Ana de la Cueva, president of National Heritage, María Santoyo, director of Photospaña and Joaquín Mollinedo, General Director of Institutional Relations, Communication and Brand of Actiona, who have agreed to value art as creator of collective consciousness.

A sample, three formats

The exhibition consists of images in three formats: a photographic sample, and an audiovisual installation integrated in the gallery of the real collections, an intervention in the Moorish field and a publication. Thus, when extended by interior and exterior spaces, it invites the leisurely vision of the photos, which contrasts with the enveloping audiovisual experience that is exhibited in the immersive cube.

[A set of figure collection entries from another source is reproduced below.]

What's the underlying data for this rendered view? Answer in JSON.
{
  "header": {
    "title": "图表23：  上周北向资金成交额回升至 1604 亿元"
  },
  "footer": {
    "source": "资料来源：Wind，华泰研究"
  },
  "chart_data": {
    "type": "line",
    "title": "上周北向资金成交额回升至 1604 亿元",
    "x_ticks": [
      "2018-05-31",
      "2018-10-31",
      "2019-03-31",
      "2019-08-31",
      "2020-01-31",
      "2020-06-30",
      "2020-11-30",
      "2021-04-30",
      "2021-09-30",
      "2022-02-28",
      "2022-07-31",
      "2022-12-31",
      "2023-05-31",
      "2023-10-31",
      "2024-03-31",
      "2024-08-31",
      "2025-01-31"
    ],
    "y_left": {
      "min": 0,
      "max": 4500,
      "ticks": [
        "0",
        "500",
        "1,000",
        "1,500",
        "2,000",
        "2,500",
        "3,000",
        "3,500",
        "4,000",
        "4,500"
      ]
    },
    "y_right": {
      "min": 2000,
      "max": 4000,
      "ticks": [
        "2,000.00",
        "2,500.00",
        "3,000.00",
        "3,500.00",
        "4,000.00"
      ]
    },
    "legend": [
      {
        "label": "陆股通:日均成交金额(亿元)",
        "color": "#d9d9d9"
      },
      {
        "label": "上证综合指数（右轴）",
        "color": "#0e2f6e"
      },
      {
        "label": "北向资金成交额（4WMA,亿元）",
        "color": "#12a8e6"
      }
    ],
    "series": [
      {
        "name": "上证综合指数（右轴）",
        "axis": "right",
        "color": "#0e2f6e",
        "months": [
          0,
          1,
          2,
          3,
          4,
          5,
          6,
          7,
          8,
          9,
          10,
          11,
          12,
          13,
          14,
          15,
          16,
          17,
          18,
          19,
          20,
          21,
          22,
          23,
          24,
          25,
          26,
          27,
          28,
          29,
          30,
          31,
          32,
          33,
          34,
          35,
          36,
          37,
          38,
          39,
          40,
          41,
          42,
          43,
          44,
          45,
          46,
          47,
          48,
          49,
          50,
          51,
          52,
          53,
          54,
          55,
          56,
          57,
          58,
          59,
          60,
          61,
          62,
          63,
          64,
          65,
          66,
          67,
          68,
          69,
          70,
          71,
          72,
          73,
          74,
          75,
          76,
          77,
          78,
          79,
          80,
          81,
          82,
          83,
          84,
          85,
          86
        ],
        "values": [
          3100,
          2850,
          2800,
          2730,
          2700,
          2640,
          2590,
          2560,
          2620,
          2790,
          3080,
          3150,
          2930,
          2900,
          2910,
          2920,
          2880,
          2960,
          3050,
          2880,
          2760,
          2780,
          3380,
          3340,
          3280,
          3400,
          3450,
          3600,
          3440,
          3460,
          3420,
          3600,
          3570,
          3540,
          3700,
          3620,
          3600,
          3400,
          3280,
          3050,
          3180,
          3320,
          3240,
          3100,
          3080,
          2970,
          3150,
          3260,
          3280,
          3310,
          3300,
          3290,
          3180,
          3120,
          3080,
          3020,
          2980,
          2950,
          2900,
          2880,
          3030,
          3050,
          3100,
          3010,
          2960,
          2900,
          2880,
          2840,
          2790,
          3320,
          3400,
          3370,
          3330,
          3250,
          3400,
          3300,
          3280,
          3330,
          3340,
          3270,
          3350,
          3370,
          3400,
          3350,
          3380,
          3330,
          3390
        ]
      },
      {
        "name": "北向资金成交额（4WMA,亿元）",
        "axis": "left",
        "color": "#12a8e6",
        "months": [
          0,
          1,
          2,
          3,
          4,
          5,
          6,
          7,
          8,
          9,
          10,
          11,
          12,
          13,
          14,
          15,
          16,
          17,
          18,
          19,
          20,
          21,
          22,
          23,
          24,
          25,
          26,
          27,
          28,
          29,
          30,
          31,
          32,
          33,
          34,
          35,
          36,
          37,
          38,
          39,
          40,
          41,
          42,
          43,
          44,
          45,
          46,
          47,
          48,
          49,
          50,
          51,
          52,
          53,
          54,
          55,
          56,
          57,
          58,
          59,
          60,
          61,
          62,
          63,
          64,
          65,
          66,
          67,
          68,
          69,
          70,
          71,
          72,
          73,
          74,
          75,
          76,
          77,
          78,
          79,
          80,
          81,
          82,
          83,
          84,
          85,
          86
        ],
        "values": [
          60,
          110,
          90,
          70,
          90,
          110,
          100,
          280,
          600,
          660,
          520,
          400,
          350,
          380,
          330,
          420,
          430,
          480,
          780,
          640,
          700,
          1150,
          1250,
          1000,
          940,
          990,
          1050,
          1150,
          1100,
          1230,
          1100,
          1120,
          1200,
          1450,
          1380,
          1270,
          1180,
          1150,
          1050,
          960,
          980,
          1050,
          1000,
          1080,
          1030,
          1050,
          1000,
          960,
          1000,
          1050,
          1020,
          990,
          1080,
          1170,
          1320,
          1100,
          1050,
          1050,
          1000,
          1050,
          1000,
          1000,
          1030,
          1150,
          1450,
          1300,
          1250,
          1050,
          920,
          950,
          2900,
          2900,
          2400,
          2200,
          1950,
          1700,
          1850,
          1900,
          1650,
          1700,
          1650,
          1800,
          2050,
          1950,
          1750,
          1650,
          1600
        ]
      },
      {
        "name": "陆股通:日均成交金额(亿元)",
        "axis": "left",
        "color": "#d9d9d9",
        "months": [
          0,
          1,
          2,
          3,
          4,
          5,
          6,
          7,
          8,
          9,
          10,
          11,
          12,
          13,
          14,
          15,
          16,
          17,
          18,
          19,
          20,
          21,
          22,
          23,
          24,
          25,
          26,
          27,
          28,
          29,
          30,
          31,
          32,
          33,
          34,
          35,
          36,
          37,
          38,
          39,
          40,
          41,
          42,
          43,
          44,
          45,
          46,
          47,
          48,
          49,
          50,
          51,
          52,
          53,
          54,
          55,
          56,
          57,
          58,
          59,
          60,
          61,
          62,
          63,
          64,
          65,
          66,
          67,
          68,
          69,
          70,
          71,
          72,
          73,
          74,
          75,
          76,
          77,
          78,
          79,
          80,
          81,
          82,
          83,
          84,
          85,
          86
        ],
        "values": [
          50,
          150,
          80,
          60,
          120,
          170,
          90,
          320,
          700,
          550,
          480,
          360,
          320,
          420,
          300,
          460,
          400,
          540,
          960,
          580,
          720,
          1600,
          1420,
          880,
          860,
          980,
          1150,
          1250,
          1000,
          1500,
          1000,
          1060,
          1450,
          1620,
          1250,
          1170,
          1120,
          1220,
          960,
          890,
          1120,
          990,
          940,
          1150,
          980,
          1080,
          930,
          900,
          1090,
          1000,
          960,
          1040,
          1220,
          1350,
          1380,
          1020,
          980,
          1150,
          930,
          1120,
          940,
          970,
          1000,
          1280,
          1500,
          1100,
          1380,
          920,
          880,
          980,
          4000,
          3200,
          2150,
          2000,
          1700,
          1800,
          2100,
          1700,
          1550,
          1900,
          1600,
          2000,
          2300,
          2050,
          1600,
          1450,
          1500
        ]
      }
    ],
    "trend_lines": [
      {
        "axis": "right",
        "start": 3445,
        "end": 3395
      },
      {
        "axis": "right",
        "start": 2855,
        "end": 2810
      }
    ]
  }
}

José María Rosa detailed how “the project establishes an analogy between the solar cycle and the life cycle of nature and man, evoking a time in which the sun was a guide, measure and symbol, marking the hours, day, night, stations and the passage of time.”

The images are an invitation to visually travel the environment of the historic monastery. A tour that Bleda and Rosa have made with a contemporary vision these natural spaces. “In this images, Rosa detailed, the trips of other historical characters that, like us, came to this place moved by different interests and sensibilities,” are also inscribed. The artist referred to those who made the British Hispanicist Richard Ford and the Welsh photographer based in Spain, Charles Clifford in the nineteenth century. Both embodied their experiences, one in their “guide for travelers in Spain”, and the other in their photograph of the emblematic walnut of the monastery.

The sun’s hours will travel to the Yuste monastery in mid -September, where photographs may be contemplated in the environment in which they have been created.

Field notebooks

The sun’s hours are part of the Trienal Field Notebooks project in which they collaborate, Photospaña and National Heritage, to promote that great national photographers value the natural heritage of the Royal Sites.

Last year, for the Campo Notebooks Javier Vallhonrat directed his gaze on the “Water in the Royal Palace of the Farm”, an experience from which a visual reflection arose about the encounter between nature and human ingenuity, which originated the emblematic ornamental sources of that palace.

The three entities also collaborated in 2022, when they jointly promoted the exhibition of the recently deceased Sebastião Salgado that was exhibited in the Royal Palace of Madrid.

On the other hand, it acts and photospaña, -annual festival of photography that has been constituted as an international reference in plastic arts for the quality of the authors and the works presented in the official section -, maintain their alliance since 2017, under the premise of making visible jointly visible an artistic look on the human impact on the environment.